Elementare Grundlagen

 

Was sind die elementaren -weil wirkende- Grundlagen der wörtlichen Kommunikation?

 

Sie beginnen mit der Kenntnis von Buchstaben, deren Bedeutung und Zusammensetzung zu Wörtern und deren Anwendung = Grammatik. Wenn das begriffen worden ist, kann wörtlich kommuniziert werden - doch wer das bereits gelernt hat, hat diese Kenntnisse meist nur automatisch umgesetzt. Das bedeutet, dass noch kaum bewusst ist, dass diese Umsetzung bereits auf Basis vom ersten Gesetz Gottes stattfindet, welches das "Gesetz der Polarität" ist. Bei einer automatischen Sprach-Anwendung -ohne die tiefere Kenntnis von diesem Gesetz, der Symbolik und Wirkung von Buchstaben- kommt es nur zu deren oberflächlichen Nutzung und damit zur unbewusst angewandten Bestimmung "als wörtliche Tat".

 

Ein wesentlicher Fakt ´der von all jenen in der Tiefe begriffen werden sollte, die ein Himmelreich/Paradies auf Erden erleben möchten´ ist folgender:

 

Wörtliche Kommunikation basiert auf der Kenntnis von Gegenteilen - wie Geist-Materie, Liebe-Hass, schwarz-weiß, groß-klein, dick-dünn, nah-fern, jung-alt, gut-böse, leicht-schwer,  laut-leise, nass-trocken, schön-hässlich, oben-unten, innen-außen, erinnern-vergessen, positiv-negativ / Plus-Minus....

Was würden wir verstehen, wenn wir z.B. das Wort OBEN hören - ohne die Kenntnis der Bedeutung vom Gegenteil, nämlich dem Wort UNTEN?   NICHTS !

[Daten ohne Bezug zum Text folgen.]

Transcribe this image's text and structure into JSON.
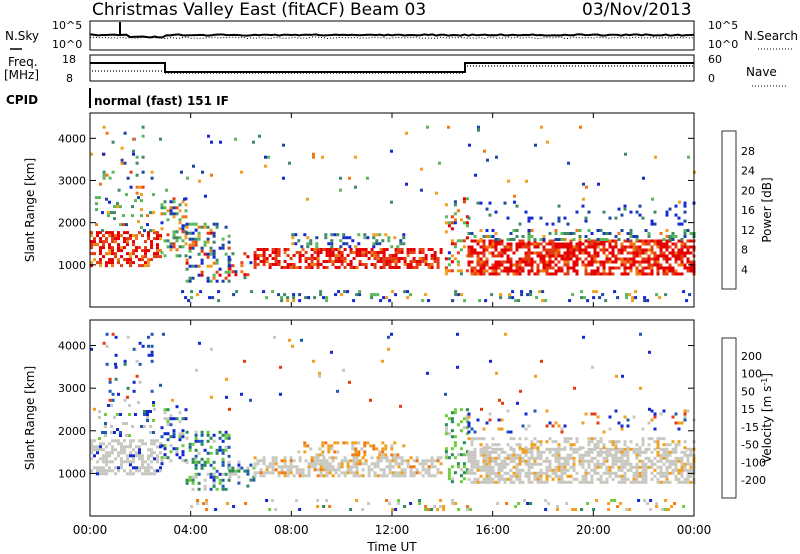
{
  "header": {
    "station": "Christmas Valley East (fitACF)",
    "beam": "Beam 03",
    "date": "03/Nov/2013"
  },
  "noise_panel": {
    "left_label": "N.Sky",
    "left_tick_top": "10^5",
    "left_tick_bottom": "10^0",
    "right_tick_top": "10^5",
    "right_tick_bottom": "10^0",
    "right_label": "N.Search"
  },
  "freq_panel": {
    "left_label_line1": "Freq.",
    "left_label_line2": "[MHz]",
    "left_tick_top": "18",
    "left_tick_bottom": "8",
    "right_tick_top": "60",
    "right_tick_bottom": "0",
    "right_label": "Nave"
  },
  "cpid": {
    "label": "CPID",
    "value": "normal (fast) 151 IF"
  },
  "chart_data": [
    {
      "type": "heatmap",
      "ylabel": "Slant Range [km]",
      "yticks": [
        "1000",
        "2000",
        "3000",
        "4000"
      ],
      "ylim": [
        0,
        4600
      ],
      "colorbar_label": "Power [dB]",
      "colorbar_ticks": [
        "4",
        "8",
        "12",
        "16",
        "20",
        "24",
        "28"
      ],
      "colorbar_range": [
        0,
        32
      ],
      "colors": [
        "#1428d2",
        "#1e46a0",
        "#3f8a66",
        "#5ab85a",
        "#f0a01e",
        "#f07814",
        "#e63c14",
        "#e60000"
      ]
    },
    {
      "type": "heatmap",
      "ylabel": "Slant Range [km]",
      "yticks": [
        "1000",
        "2000",
        "3000",
        "4000"
      ],
      "ylim": [
        0,
        4600
      ],
      "colorbar_label": "Velocity [m s^-1]",
      "colorbar_ticks": [
        "200",
        "100",
        "50",
        "15",
        "-15",
        "-50",
        "-100",
        "-200"
      ],
      "colorbar_range": [
        -250,
        250
      ],
      "colors": [
        "#1428d2",
        "#1e5ab4",
        "#2a8c5a",
        "#6ecc3c",
        "#c8c8c0",
        "#f0a01e",
        "#f07814",
        "#e63c14",
        "#e60000"
      ]
    }
  ],
  "time_axis": {
    "xlabel": "Time UT",
    "xticks": [
      "00:00",
      "04:00",
      "08:00",
      "12:00",
      "16:00",
      "20:00",
      "00:00"
    ]
  }
}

Wir müssen immer die zwei zueinander gehörenden Teile kennen - also immer auch Kenntnis vom Gegenteil haben - um zu erkennen, was mit dem Wort OBEN und/oder UNTEN gemeint ist, damit wir die Bedeutung dieser Wörter verstehbar anwenden können.

 

Was dem Einzelnen diesbezüglich bewusst werden sollte ist:  die Gegenteile von jedem Polaritäten-Pärchen bedingen einander und können darum auch nie voneinander getrennt auftreten und wirken.

 

Anders ausgedrückt ist es ausgeschlossen, dass ein Teil ohne den Anderen, ohne sein Gegenüber, sein Gegenteil existieren könnte. Mit dieser Erkenntnis kann auch begriffen werden, dass die Gegenteile ´immer gleichzeitig´ als eine Art unsichtbare EINHEIT existieren und zu "verst-ehe-n" sind.

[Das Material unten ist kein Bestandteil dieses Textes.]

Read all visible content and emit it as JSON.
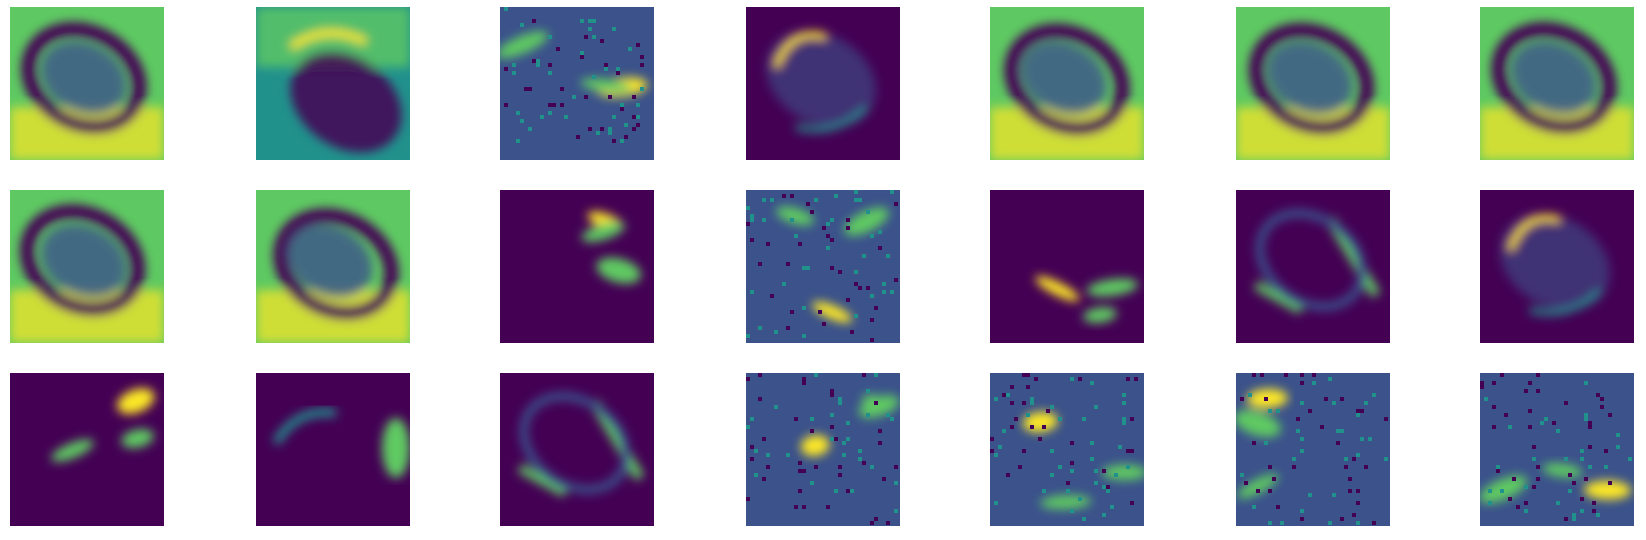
{
  "figure": {
    "rows": 3,
    "columns": 7,
    "colormap": "viridis",
    "colors": {
      "dark": "#440154",
      "blue": "#3b528b",
      "teal": "#21918c",
      "green": "#5ec962",
      "yellow": "#fde725"
    },
    "tiles": [
      {
        "content": "feature-map",
        "tone": "bright"
      },
      {
        "content": "feature-map",
        "tone": "gradient"
      },
      {
        "content": "feature-map",
        "tone": "noisy"
      },
      {
        "content": "feature-map",
        "tone": "dark-ring"
      },
      {
        "content": "feature-map",
        "tone": "bright"
      },
      {
        "content": "feature-map",
        "tone": "bright"
      },
      {
        "content": "feature-map",
        "tone": "bright"
      },
      {
        "content": "feature-map",
        "tone": "bright"
      },
      {
        "content": "feature-map",
        "tone": "bright"
      },
      {
        "content": "feature-map",
        "tone": "dark-spots"
      },
      {
        "content": "feature-map",
        "tone": "noisy-spots"
      },
      {
        "content": "feature-map",
        "tone": "dark-spots"
      },
      {
        "content": "feature-map",
        "tone": "dark-diagonal"
      },
      {
        "content": "feature-map",
        "tone": "dark-ring"
      },
      {
        "content": "feature-map",
        "tone": "dark-spots"
      },
      {
        "content": "feature-map",
        "tone": "dark-edge"
      },
      {
        "content": "feature-map",
        "tone": "dark-diagonal"
      },
      {
        "content": "feature-map",
        "tone": "noisy-spots"
      },
      {
        "content": "feature-map",
        "tone": "noisy-spots"
      },
      {
        "content": "feature-map",
        "tone": "noisy-spots"
      },
      {
        "content": "feature-map",
        "tone": "noisy-spots"
      }
    ]
  }
}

Wird ein Teil negiert und nicht als gleichzeitig existierend (als)wahr(an)genommen, kommt es zu einer einseitigen und damit disharmonischen Wirkung -als wechselndes Auf- und Ab- bzw. Hin- und Herschwingen- bis sich der Einzelne dessen bewusst wird und auch den zweiten Teil -als gleichwertig- er- und anerkennt.

 

Sich in der Tiefe bewusst zu werden, dass das jeweilige Gegenteil ´von allem Wahrnehmbaren´ immer gleichzeitig im Hintergrund existiert - ermöglicht, das gewohnte einseitige automatische Beurteilen, Interpretieren.... zunehmend schneller zu bemerken.

 

Warum haben wir bisher den existierenden zweiten Teil, den Gegenteil nicht gleichzeitig wahrgenommen?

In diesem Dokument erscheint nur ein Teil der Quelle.